My name’s Alasdair Jones, and, alongside my colleague Jonathan Rowson, I’m one of the two new researchers on the RSA’s Connected Communities programme.

Having written my PhD on the co-production, through use and design, of public space on London’s South Bank, it was a great joy to find that on my first day at the RSA the evening talk Cities and Citizenship: Surviving the 21st Century concerned “the relationship between the way we design our city and our perception and experience of citizenship.” Moreover, among the panellists was Anna Minton, who’s recent book Ground Control has generated a resurgence of interest in the changing nature of Britain’s urban public realm.

While the themes that the discussion sought to address – cities and citizenship – were relatively abstract, a number of more grounded issues that arose struck me as pertinent to the Connected Communities action research that Jonathan and I are embarking on. Specifically, and perhaps not surprisingly given his extensive and lauded role in community regeneration, in the opening presentation by Lord Andrew Mawsom we were reminded of the importance of the physical, everyday, walked street to the vitality of local neighbourhoods. The design and quality of the buildings that line our routes through the city are, according to Lord Mawsom, central to shaping the way we view and conduct ourselves, and to the extent to which we are other-regarding.

Moreover, through references to Lord Mawsom’s own observations of the St Paul’s Way project in which he’s currently involved, we were told that it is not only the morphology of the street, but also, if not more so, its use that can help to foster social capital. In his example, it was through working part-time at the pharmacy on St Paul’s Way that two students from the nearby school pursued vocations in the medico-pharmaceutical sector. Their vocational interests developed outside of the educational setting, that is, and for Lord Mawsom this points to the need for an educational model that is oriented towards the community, rather than turning it’s back on and fencing itself off from it.

This point was picked up by Matthew Taylor, who fleshed the RSA’s idea of ‘schools without boundaries’ – that “in essence…we should make the work of schools, and the wider project of developing the next generation, the task of the whole community and not just parents and schools.” This offers an interesting challenge to the way that we think about the urban realm, and in particular to the way that we understand boundaries between public and private (as broadly conceived) institutions and spheres. Taking the terminology in a very literal sense, it means dismantling the boundaries that have been erected between loci of education and those of everyday community life.
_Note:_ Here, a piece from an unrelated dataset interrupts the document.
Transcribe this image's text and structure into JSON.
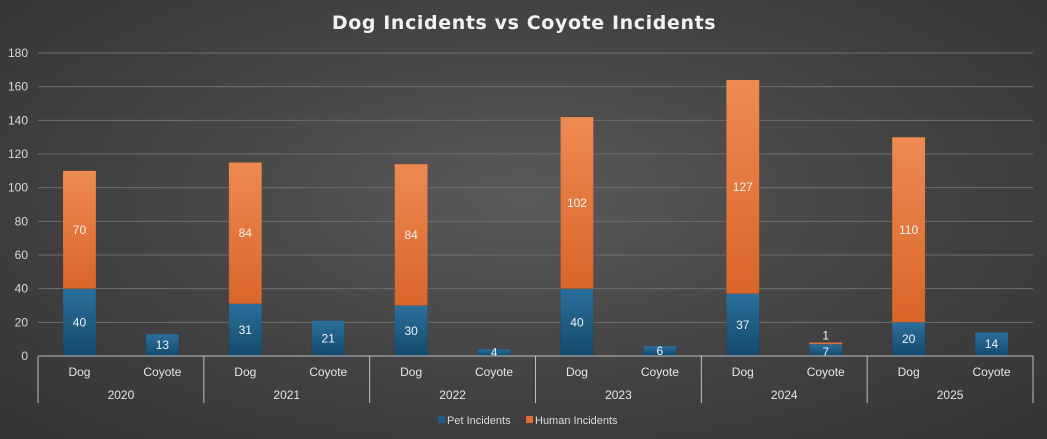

This was of particular interest to me because Anna Minton’s most recent work argues, by contrast, that we need to be more assertive in the way that we distinguish between public and private realms in our city. From this view, the big mistake of planning in the last few decades has been to allow private developers to construct seemingly public spaces. In response, she argues, we should be looking to build spaces for doing nothing (or anything), to build spaces unburdened by some functional predisposition.

What I am interested in here is in the role that ‘private’ (or exclusive) institutions and activities – be they shops, schools, or even skateboarding on London’s South Bank – play in ‘connecting’ our public realm. It is the shop, in Lord Mawsom’s example, that provides the context and facilitates the contact through which the students from over the road find their vocations. It is through skateboarding that young people from different parts of London meet on South Bank meet and exchange views.

Paradoxically, is it not through the imposition of ‘private’ functions and activities on a space, rather than through their erasure, that a well-connected community, or a vital ‘public’ sphere, is produced? If we want more civic-minded citizens, might we want to look not at excising institutions and activities from our cityscapes, but instead at how best to harness the capacity of these institutions and activities to promote social interaction and connectivity? Shouldn’t we be looking to learn from our regular high streets, where private settings provide the context for regular public interactions, rather than promoting the development in isolation of these two spheres?